As the name suggests, flamiche is Flemish, a reminder that in the 14th century, the Dukes of Burgundy ruled as far as Flanders and the North Sea. Flamiche is a robust version of quiche made with bread dough instead of pastry and it needs a pungent filling. Personally, I like to work with generous amounts of bread dough, so this recipe makes two flamiches, each enough for eight people. You’ll find a cheese filling below as an alternative to the leek, so you can make two flavors and offer a choice. Simply divide the filling amounts in half to make one of each.

for the bread dough

  • 1 1/2 cups milk  IMPORTANT for UK and France this is 300 ml/1/2 pint milk
  • 1 tablespoon/10 g/1/3 oz dry active yeast
  • 4 cups/500 g/l lb flour, more if needed
  • 2 tablespoons sugar
  • 1 1/2 teaspoons salt
  • 2 eggs, beaten to mix
  • 1 cup/250 g/1/2 lb butter

for the leek filling

  • 1 1/2 lb/750 g leeks
  • 2 tablespoons/30 g/1 oz butter
  • 2 to 3 tablespoons chopped thyme or sage
  • salt and pepper
  • 2 egg yolks
  • 1/3 cup/75 ml/2 1/2 fl oz heavy cream

two 10-inch springform pans

To make the bread dough: Scald the milk in a small saucepan and let it cool to tepid. Pour about a quarter cup into a small bowl, sprinkle the yeast on top, and leave it until dissolved, about 5 minutes. Sift the flour into a bowl with the sugar and salt and make a well in the center. Add the remaining milk, eggs, and yeast mixture. With your hand gradually work the flour into the liquid ingredients to form a smooth dough — it should be quite soft, but if very sticky, add more flour. Alternatively, use a heavy duty electric mixer with a dough hook to combine the ingredients.

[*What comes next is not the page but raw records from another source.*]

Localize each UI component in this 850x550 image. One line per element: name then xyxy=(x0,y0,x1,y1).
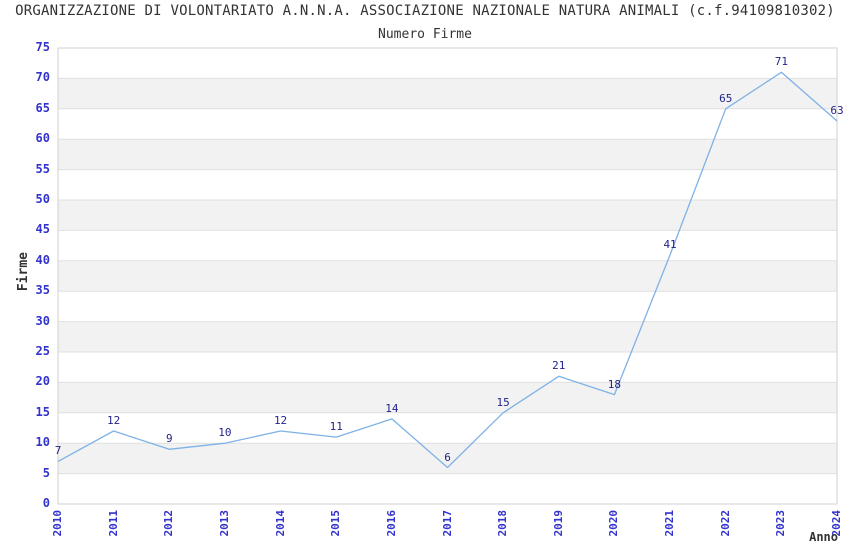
data-point-label: 21 xyxy=(552,359,566,373)
x-tick-label: 2018 xyxy=(496,510,510,537)
y-tick-label: 35 xyxy=(35,283,50,298)
data-point-label: 14 xyxy=(385,401,399,415)
chart-title: ORGANIZZAZIONE DI VOLONTARIATO A.N.N.A. … xyxy=(15,3,835,19)
y-tick-label: 0 xyxy=(42,496,50,510)
data-point-label: 12 xyxy=(273,414,288,428)
x-tick-label: 2010 xyxy=(51,510,64,537)
y-tick-label: 10 xyxy=(35,435,50,450)
y-tick-label: 40 xyxy=(35,252,50,267)
data-line xyxy=(57,71,838,469)
plot-band xyxy=(58,139,837,170)
x-tick-label: 2022 xyxy=(718,510,732,537)
data-point-label: 71 xyxy=(774,55,788,69)
x-tick-label: 2023 xyxy=(774,510,788,537)
x-tick-label: 2014 xyxy=(273,510,287,537)
y-tick-label: 30 xyxy=(35,313,50,328)
chart-subtitle: Numero Firme xyxy=(378,27,472,42)
y-tick-label: 45 xyxy=(35,222,50,237)
x-tick-label: 2011 xyxy=(106,510,120,537)
x-tick-label: 2019 xyxy=(551,510,565,537)
x-tick-label: 2021 xyxy=(663,510,677,537)
x-tick-label: 2016 xyxy=(384,510,398,537)
x-axis-title: Anno xyxy=(809,530,838,544)
y-tick-label: 50 xyxy=(35,192,50,206)
data-point-label: 18 xyxy=(607,377,622,391)
y-tick-label: 65 xyxy=(35,100,50,115)
data-point-label: 65 xyxy=(719,91,733,105)
y-axis-title: Firme xyxy=(16,252,31,292)
x-tick-label: 2017 xyxy=(440,510,454,537)
plot-band xyxy=(58,200,837,231)
data-point-label: 41 xyxy=(663,237,677,251)
y-tick-label: 75 xyxy=(35,40,50,54)
data-point-label: 7 xyxy=(54,444,62,458)
data-point-label: 6 xyxy=(444,450,451,464)
data-point-label: 12 xyxy=(107,414,121,428)
y-tick-label: 70 xyxy=(35,70,50,85)
x-tick-label: 2013 xyxy=(217,510,231,537)
data-point-label: 63 xyxy=(830,103,844,117)
plot-border xyxy=(57,47,838,505)
x-tick-label: 2015 xyxy=(329,510,343,537)
data-point-label: 11 xyxy=(329,420,343,434)
y-tick-label: 5 xyxy=(42,465,50,480)
plot-band xyxy=(58,260,837,292)
y-tick-label: 25 xyxy=(35,344,50,358)
data-point-label: 10 xyxy=(218,426,232,440)
data-point-label: 9 xyxy=(165,432,173,446)
y-tick-label: 20 xyxy=(35,374,50,389)
plot-band xyxy=(58,78,837,109)
x-tick-label: 2012 xyxy=(162,510,176,537)
plot-band xyxy=(58,321,837,352)
plot-band xyxy=(58,443,837,474)
y-tick-label: 15 xyxy=(35,404,50,419)
y-tick-label: 60 xyxy=(35,131,50,146)
data-point-label: 15 xyxy=(496,395,510,409)
x-tick-label: 2020 xyxy=(607,510,621,537)
plot-band xyxy=(58,382,837,413)
y-tick-label: 55 xyxy=(35,161,50,176)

To knead the dough by hand, lift it up and throw it down on a floured work surface until it is very elastic and resembles the texture of chamois leather, about 5 minutes. Work in more flour if necessary so that at the end of kneading the dough is somewhat sticky but holds together in one piece. Cream the butter and add it to the dough, squeezing with your fist until the butter is incorporated, about 5 minutes. You can also knead the dough and add the butter in the mixer — it will take about half the time. After kneading, transfer the dough to a buttered bowl, turn it over so the top is buttered, and cover the bowl with a damp cloth. Leave it in a warm place to rise until doubled in bulk, about an hour.

Meanwhile, make the filling: Trim the leeks, discarding most of the green tops, cut them lengthwise, and slice them into ¼-in/6-cm slices. Wash them thoroughly to remove any grit and drain them in a colander. Melt the butter in a medium pan, add the leeks with the thyme or sage, salt, and pepper, and press a piece of foil on top. Cover the pan with the lid and sweat the leeks over low heat until they are very tender, 20 to 30 minutes. Do not let them brown.

Generously butter the pans. When the dough is risen, knead it lightly to knock out the air, and divide it in half. On a floured surface, roll or pat each piece of dough to a l5-in/40-cm round — it will be quite soft and floppy. Line the pans with dough, letting it drape over the rims. Spread the leeks on the dough. Whisk the egg yolks and cream with salt and pepper until mixed, and spoon this custard over the leeks. Fold the overhanging dough on top of the filling to half cover it, pleating it slightly towards the center. Leave the flamiches to rise in a warm place until almost doubled, 20 to 30 minutes. Heat the oven to 400°F/200°C/Gas 6 and set a baking sheet low down in the oven to heat.

Bake the flamiches until the crust is browned and starts pulling from the sides of the pan; the filling should be set. Allow 40 to 50 minutes’ cooking time and, if in doubt, bake them longer as the dough is slow to cook. If the top browns too quickly, cover it loosely with foil. Let the flamiches cool for 5 minutes before unmolding them. Serve flamiche freshly baked and warm with a green salad along side.